Inspiration
As researchers ourselves, we know that cell biology has a context problem that affects researchers. The same gene, mutated two different ways, needs two completely different drugs. Yet, matching a tumor's actual mutation profile to the right drug is still mostly manual. A researcher cross-referencing pathway diagrams, drug labels, and papers by hand, with no curated answer for most real mutation combinations. We wanted a workbench that builds a live, causal model around your specific mutation data, not a static reference table.
What it does
Upload a tumor's mutation profile and the system builds it into a live pathway graph, then lets you ask natural-language questions about it. Behind the scenes, a deterministic lookup checks the graph first for a variant-specific drug match. Where the graph has no answer, a classifier trained on real DepMap LUAD CRISPR and mutation data predicts which pathway is still worth targeting. The output allows the user to clearly see what the most optimized pathway to continue with is, and why.
How we built it
We built a multi-agent pipeline on top of a Neo4j pathway graph: ingestion (CSV → LLM-hydrated mutations → KEGG pathways, streamed live via SSE), an agentic chat layer (natural language → Cypher → cited subgraph retrieval), and a drug-routing core (agent_pipeline/) — graph lookup → gap detection → ML fallback → synthesis. The classifier was trained on hundreds of real examples, built by filtering 440MB of DepMap CRISPR data and 580MB of mutation calls down to specific lung cancer cell lines. We evaluated it honestly with GroupKFold by gene, not random row splits, so reported performance reflects real generalization to an unseen mutation, not memorized gene identity.
Challenges we ran into
Our biggest challenge wasn't building the pipeline, it was trusting our own results enough to stop building and start questioning them. One of our refactors silently broke our gap-detection logic partway through, and it only surfaced because we ran the full pipeline end-to-end instead of assuming no errors meant it was working. We also hit a real data wall: with under 200 real training examples, building something that generalizes honestly, rather than just looks good on paper, took far more iteration than writing the original model did.
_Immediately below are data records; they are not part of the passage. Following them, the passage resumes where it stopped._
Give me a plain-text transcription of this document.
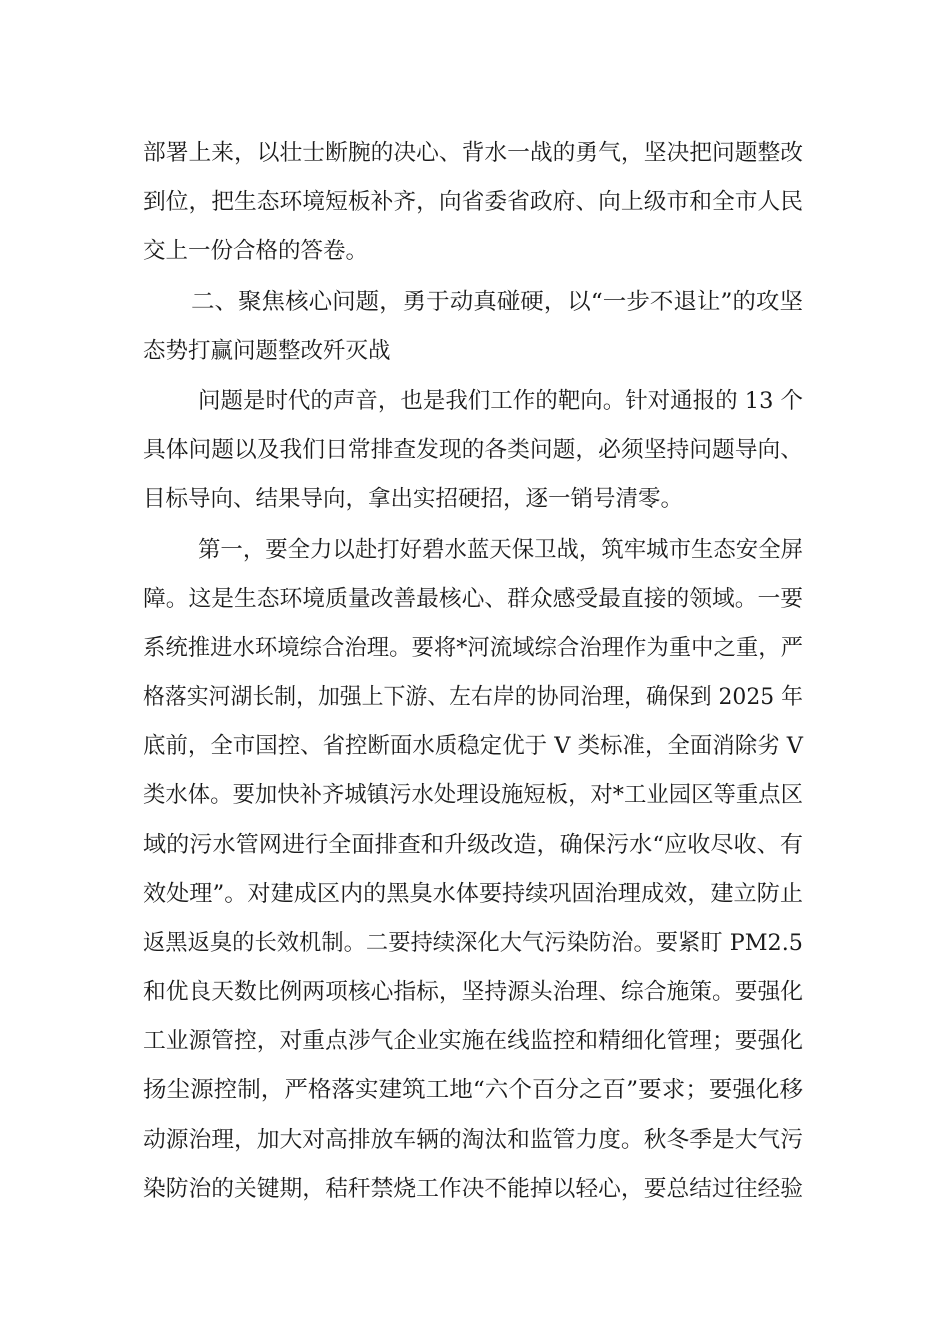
部署上来，以壮士断腕的决心、背水一战的勇气，坚决把问题整改

到位，把生态环境短板补齐，向省委省政府、向上级市和全市人民

交上一份合格的答卷。

二、聚焦核心问题，勇于动真碰硬，以“一步不退让”的攻坚

态势打赢问题整改歼灭战

问题是时代的声音，也是我们工作的靶向。针对通报的 13 个

具体问题以及我们日常排查发现的各类问题，必须坚持问题导向、

目标导向、结果导向，拿出实招硬招，逐一销号清零。

第一，要全力以赴打好碧水蓝天保卫战，筑牢城市生态安全屏

障。这是生态环境质量改善最核心、群众感受最直接的领域。一要

系统推进水环境综合治理。要将*河流域综合治理作为重中之重，严

格落实河湖长制，加强上下游、左右岸的协同治理，确保到 2025 年

底前，全市国控、省控断面水质稳定优于 V 类标准，全面消除劣 V

类水体。要加快补齐城镇污水处理设施短板，对*工业园区等重点区

域的污水管网进行全面排查和升级改造，确保污水“应收尽收、有

效处理”。对建成区内的黑臭水体要持续巩固治理成效，建立防止

返黑返臭的长效机制。二要持续深化大气污染防治。要紧盯 PM2.5

和优良天数比例两项核心指标，坚持源头治理、综合施策。要强化

工业源管控，对重点涉气企业实施在线监控和精细化管理；要强化

扬尘源控制，严格落实建筑工地“六个百分之百”要求；要强化移

动源治理，加大对高排放车辆的淘汰和监管力度。秋冬季是大气污

染防治的关键期，秸秆禁烧工作决不能掉以轻心，要总结过往经验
Accomplishments that we're proud of
Catching a dangerous correctness bug before it ever reached a demo: our system initially matched KRAS G12D patients with G12C-only drugs, which would have been a real wrong recommendation if shown to a clinician or judge unchecked. We're equally proud of how we handled uncertainty, rather than letting the system guess silently, every output is explicitly tagged as either a confirmed database match or a model prediction, so everything is laid out clearly and accurately for the user.
What we learned
That trustworthy software in biology isn't about the model being right the first time, it's about building in enough friction to catch yourself when it's wrong. The bug that taught us this most clearly wasn't even in our code: a teammate's refactor silently broke our gap-detection logic, and only running the full pipeline end-to-end, instead of trusting that it ran without errors, surfaced it. We learned that "no error thrown" and "correct" are two completely different claims, and biology is exactly the domain where conflating them has real consequences.
What's next for Workbench
More real training data since PRISM drug-screen data would let us build direct mutation-to-drug predictions instead of the current per-pathway fallback. Beyond that, our actual goal is explicit causal inference and dynamic state-transition simulation of resistance evolution over time instead of a single-shot retrieval technique. Today's system reasons over a fixed snapshot of a tumor's pathway state; the version we want to build in the future simulates how that state changes as you intervene. This would allow researchers to accurately screen pathways before running them in the wet-lab, helping solve a billion dollar bottleneck.